АНДРЕЙ. Интересно, как быстро вы среагировали. Я даже не успел объяснить все до конца. У вас что, родственники погибли в Освенциме?
МЕДСЕСТРА. Нет. Но я просто привела в пример, первое, что пришло мне на ум.
АНДРЕЙ. Интересно, почему же Освенцим — это первое что пришло вам на ум?
МЕДСЕСТРА. Ну, вы тогда извините, если что я не так сказала. Просто когда вы заговорили, что боль и ужас есть прекрасный танец, то я первым делом вспомнила Освенцим, как символ боли и ужаса.
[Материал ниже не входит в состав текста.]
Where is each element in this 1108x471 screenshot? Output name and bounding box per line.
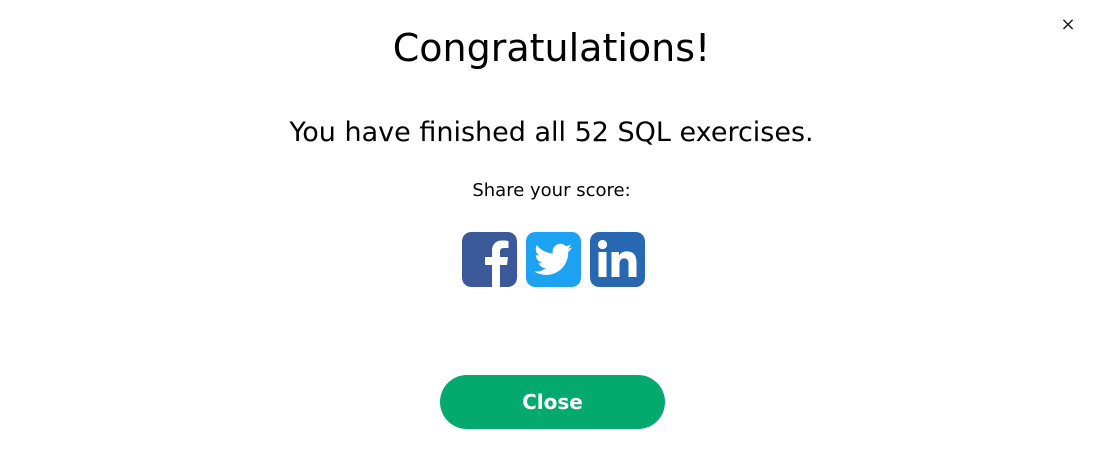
share-label: Share your score:	[472, 180, 631, 201]
facebook-share-button[interactable]	[462, 232, 517, 287]
twitter-icon	[526, 232, 581, 287]
twitter-share-button[interactable]	[526, 232, 581, 287]
social-share-buttons	[462, 232, 645, 287]
close-button[interactable]: Close	[440, 375, 665, 429]
modal-title: Congratulations!	[392, 26, 711, 70]
congratulations-modal: × Congratulations! You have finished all…	[0, 0, 1108, 471]
facebook-icon	[462, 232, 517, 287]
completion-message: You have finished all 52 SQL exercises.	[289, 117, 814, 148]
linkedin-icon	[590, 232, 645, 287]
linkedin-share-button[interactable]	[590, 232, 645, 287]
АНДРЕЙ. Я не могу словами передать вам смысл и суть танца «Дели». Чтобы это понять нужно смотреть танец. Я могу только сказать вам, что я сам понял, когда впервые его увидел. Это было в Киеве. Я понял, вернее, я это как-то ощутил всем своим существом, что… Что, как бы это сказать… э… Что важно позволить всему быть таким, каким все есть. Важно позволить всему просто быть.
МЕДСЕСТРА. В каком смысле. Все ведь и так есть?
АНДРЕЙ. В смысле, что все есть, так как оно есть. И все это должно просто быть. Нужно просто разрешить всему этому быть. Ничего не запрещать. Э… Мне трудно подобрать слова. Не в смысле отсутствие запретов, но даже сами запреты пусть тоже будут. Словом, нужно внутри самого себя разрешить быть всему, что происходит вокруг и везде. И пусть все останется на своих местах. Пусть все останется, так как есть.
МЕДСЕСТРА. А Освенцим?
АНДРЕЙ. А Освенцим пускай тоже останется на своем месте. Все пускай будет там, где оно есть.
Пауза.
МЕДСЕСТРА. И давно ваша жена придумала этот танец?
АНДРЕЙ. Почему моя жена? Этот танец придумала не моя жена, я говорю не о своей жене, а о совсем другой женщине.
МЕДСЕСТРА. Ой. А я этого не поняла. Я думала, мы говорим о вашей жене. Это ведь там, простите, лежит, ваша жена, это с ней случилось…
АНДРЕЙ. Да. Это с ней случилось… А говорил я о другой женщине. Об одной великой танцовщице, потому что ее танец дает мне силы воспринимать этот мир и жить в нем.